Thrombocytopenia during pregnancy
Seen in 10% of pregnancies
Platelet count of <1lac/cmm, is considered as thrombocytopenia in pregnancy
Target platelet counts
Neuraxialanaesthesia- >80,000/cmm
Delivery (Vaginal/LSCS)- >50,000/cmm
Common causes include
Gestational thrombocytopenia
Megaloblastic anemia
Immune thrombocytopenic purpura
APLA and SLE
Eclampsia/ HELLP syndrome
Acute fatty liver of pregnancy
Thrombotic thrombocytopenic purpura
Disseminated intravascular coagulation
Drug induced thrombocytopenia
Type IIb von Willebrand disease
Splenic sequestration
Marrow infiltration and marrow failure
Evaluation must include
Peripheral smear examination
Reticulocyte count
DCT
Coagulation profile
VWD testing
Liver function tests
APLA work up
ANA profile
Thyroid function test
Viral screening- HIV, HBV, HCV, and CMV
For details of each of disorders refer to respective sections in platelet disorders, Microangiopathic hemolytic anemia etc.
Recent advances:
Rivaroxaban vs placebo for extended antithrombotic prophylaxis after laparoscopic surgery for colorectal cancer
PROphylaxis of venous thromboembolism after LAParoscopic Surgery for colorectal cancer Study II (PROLAPS II) was a randomized, double-blind, placebo-controlled, investigator-initiated, superiority study aimed at assessing the efficacy and safety of extended prophylaxis with rivaroxaban after laparoscopic surgery for colorectal cancer. All patients received antithrombotic prophylaxis with low-molecular-weight heparin from surgery to randomization. VTE occurred in 11 of 282 patients in the placebo group compared with 3 of 287 in the rivaroxaban group. Major bleeding occurred in none of the patients in the placebo group and 2 patients in the rivaroxaban group.
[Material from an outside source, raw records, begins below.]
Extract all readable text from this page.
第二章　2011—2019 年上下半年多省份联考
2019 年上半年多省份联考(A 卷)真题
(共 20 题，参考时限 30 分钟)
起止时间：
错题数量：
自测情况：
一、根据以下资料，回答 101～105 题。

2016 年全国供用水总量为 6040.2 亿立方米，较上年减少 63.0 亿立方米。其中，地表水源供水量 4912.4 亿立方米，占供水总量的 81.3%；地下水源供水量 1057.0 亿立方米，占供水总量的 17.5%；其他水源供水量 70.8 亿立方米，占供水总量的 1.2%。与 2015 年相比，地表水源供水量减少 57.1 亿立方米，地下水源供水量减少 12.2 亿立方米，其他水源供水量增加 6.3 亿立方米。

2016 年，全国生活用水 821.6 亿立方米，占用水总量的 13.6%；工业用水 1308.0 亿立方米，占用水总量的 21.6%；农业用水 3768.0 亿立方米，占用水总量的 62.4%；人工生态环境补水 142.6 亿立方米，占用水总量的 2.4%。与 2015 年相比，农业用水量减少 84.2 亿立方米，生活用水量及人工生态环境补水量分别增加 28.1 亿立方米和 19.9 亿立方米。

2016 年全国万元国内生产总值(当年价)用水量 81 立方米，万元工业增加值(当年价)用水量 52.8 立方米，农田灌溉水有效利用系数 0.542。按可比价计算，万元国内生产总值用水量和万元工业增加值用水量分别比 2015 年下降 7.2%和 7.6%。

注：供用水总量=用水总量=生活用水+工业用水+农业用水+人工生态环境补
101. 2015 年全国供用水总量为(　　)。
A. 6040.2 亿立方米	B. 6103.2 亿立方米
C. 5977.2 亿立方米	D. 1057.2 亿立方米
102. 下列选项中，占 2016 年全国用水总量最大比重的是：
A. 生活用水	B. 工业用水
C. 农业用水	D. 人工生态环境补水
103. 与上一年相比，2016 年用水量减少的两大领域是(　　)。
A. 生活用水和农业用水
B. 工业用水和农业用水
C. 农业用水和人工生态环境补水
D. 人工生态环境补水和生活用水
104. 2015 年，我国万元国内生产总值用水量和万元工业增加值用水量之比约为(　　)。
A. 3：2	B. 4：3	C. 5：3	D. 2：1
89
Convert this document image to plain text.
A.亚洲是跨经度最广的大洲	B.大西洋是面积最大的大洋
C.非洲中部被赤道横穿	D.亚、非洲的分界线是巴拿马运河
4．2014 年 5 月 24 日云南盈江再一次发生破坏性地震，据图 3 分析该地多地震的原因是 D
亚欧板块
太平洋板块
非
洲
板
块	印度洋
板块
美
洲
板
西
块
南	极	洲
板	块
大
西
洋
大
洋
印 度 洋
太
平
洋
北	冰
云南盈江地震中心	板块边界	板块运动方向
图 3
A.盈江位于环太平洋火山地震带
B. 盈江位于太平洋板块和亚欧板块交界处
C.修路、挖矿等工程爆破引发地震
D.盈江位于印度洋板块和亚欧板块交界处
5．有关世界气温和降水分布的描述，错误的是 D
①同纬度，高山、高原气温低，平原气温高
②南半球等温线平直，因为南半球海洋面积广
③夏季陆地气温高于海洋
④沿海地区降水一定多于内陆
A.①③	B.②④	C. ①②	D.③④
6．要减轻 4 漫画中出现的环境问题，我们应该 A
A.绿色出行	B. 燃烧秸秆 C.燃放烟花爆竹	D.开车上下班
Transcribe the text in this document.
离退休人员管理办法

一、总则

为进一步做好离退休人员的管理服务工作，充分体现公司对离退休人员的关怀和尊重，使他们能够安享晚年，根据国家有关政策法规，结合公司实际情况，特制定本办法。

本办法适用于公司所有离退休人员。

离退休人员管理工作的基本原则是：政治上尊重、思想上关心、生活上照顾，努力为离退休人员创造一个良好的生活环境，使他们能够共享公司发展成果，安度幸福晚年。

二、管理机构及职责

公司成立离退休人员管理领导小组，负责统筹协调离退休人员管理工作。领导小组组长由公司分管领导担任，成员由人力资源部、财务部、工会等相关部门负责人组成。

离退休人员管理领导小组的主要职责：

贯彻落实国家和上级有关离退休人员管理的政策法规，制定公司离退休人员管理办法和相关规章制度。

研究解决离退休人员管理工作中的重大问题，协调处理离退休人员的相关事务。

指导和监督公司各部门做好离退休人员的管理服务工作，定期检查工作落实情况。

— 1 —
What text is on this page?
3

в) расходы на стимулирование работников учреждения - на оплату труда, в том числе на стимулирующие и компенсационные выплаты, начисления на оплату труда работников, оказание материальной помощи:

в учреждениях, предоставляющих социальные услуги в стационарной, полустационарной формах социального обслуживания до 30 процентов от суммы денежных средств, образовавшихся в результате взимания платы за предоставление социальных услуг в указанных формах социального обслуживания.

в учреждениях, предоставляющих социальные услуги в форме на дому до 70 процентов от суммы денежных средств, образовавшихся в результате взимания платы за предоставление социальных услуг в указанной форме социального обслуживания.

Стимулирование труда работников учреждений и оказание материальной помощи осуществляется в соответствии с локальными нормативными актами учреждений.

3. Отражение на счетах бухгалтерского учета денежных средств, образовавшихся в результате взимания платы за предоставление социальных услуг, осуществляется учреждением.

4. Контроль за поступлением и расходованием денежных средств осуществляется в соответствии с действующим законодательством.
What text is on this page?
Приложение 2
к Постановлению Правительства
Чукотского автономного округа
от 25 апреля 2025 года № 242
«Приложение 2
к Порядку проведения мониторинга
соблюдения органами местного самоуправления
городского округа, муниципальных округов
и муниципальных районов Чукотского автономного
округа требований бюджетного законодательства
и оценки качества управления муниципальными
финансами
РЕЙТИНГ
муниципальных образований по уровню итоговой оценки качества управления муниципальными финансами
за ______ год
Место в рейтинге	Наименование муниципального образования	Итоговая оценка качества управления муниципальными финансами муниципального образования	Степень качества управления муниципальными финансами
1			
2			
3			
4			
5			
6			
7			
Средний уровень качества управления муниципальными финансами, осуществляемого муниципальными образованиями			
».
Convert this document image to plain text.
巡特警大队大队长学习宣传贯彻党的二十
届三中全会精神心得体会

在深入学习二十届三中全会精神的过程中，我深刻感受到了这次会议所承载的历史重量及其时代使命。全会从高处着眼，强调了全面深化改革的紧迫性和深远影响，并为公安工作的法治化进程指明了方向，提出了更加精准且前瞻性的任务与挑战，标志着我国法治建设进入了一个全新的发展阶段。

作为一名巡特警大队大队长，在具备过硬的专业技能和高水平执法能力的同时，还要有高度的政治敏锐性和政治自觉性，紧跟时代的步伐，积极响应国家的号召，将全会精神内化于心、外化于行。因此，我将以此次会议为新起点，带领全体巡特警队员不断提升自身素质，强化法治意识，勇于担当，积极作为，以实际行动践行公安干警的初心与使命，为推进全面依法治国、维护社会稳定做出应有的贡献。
Aspirin or Low-Molecular-Weight Heparin for Thromboprophylaxis after a Fracture
This trial enrolled patients 18 years of age or older who had a fracture of an extremity. Patients were randomly assigned to receive low-molecular-weight heparin (enoxaparin) at a dose of 30 mg twice daily or aspirin at a dose of 81 mg twice daily while they were in the hospital. A total of 12,211 patients were randomly assigned to receive aspirin (6101 patients) or low-molecular-weight heparin (6110 patients). Thromboprophylaxis with aspirin was noninferior to low-molecular-weight heparin in preventing death and was associated with low incidences of deep-vein thrombosis and pulmonary embolism and low 90-day mortality.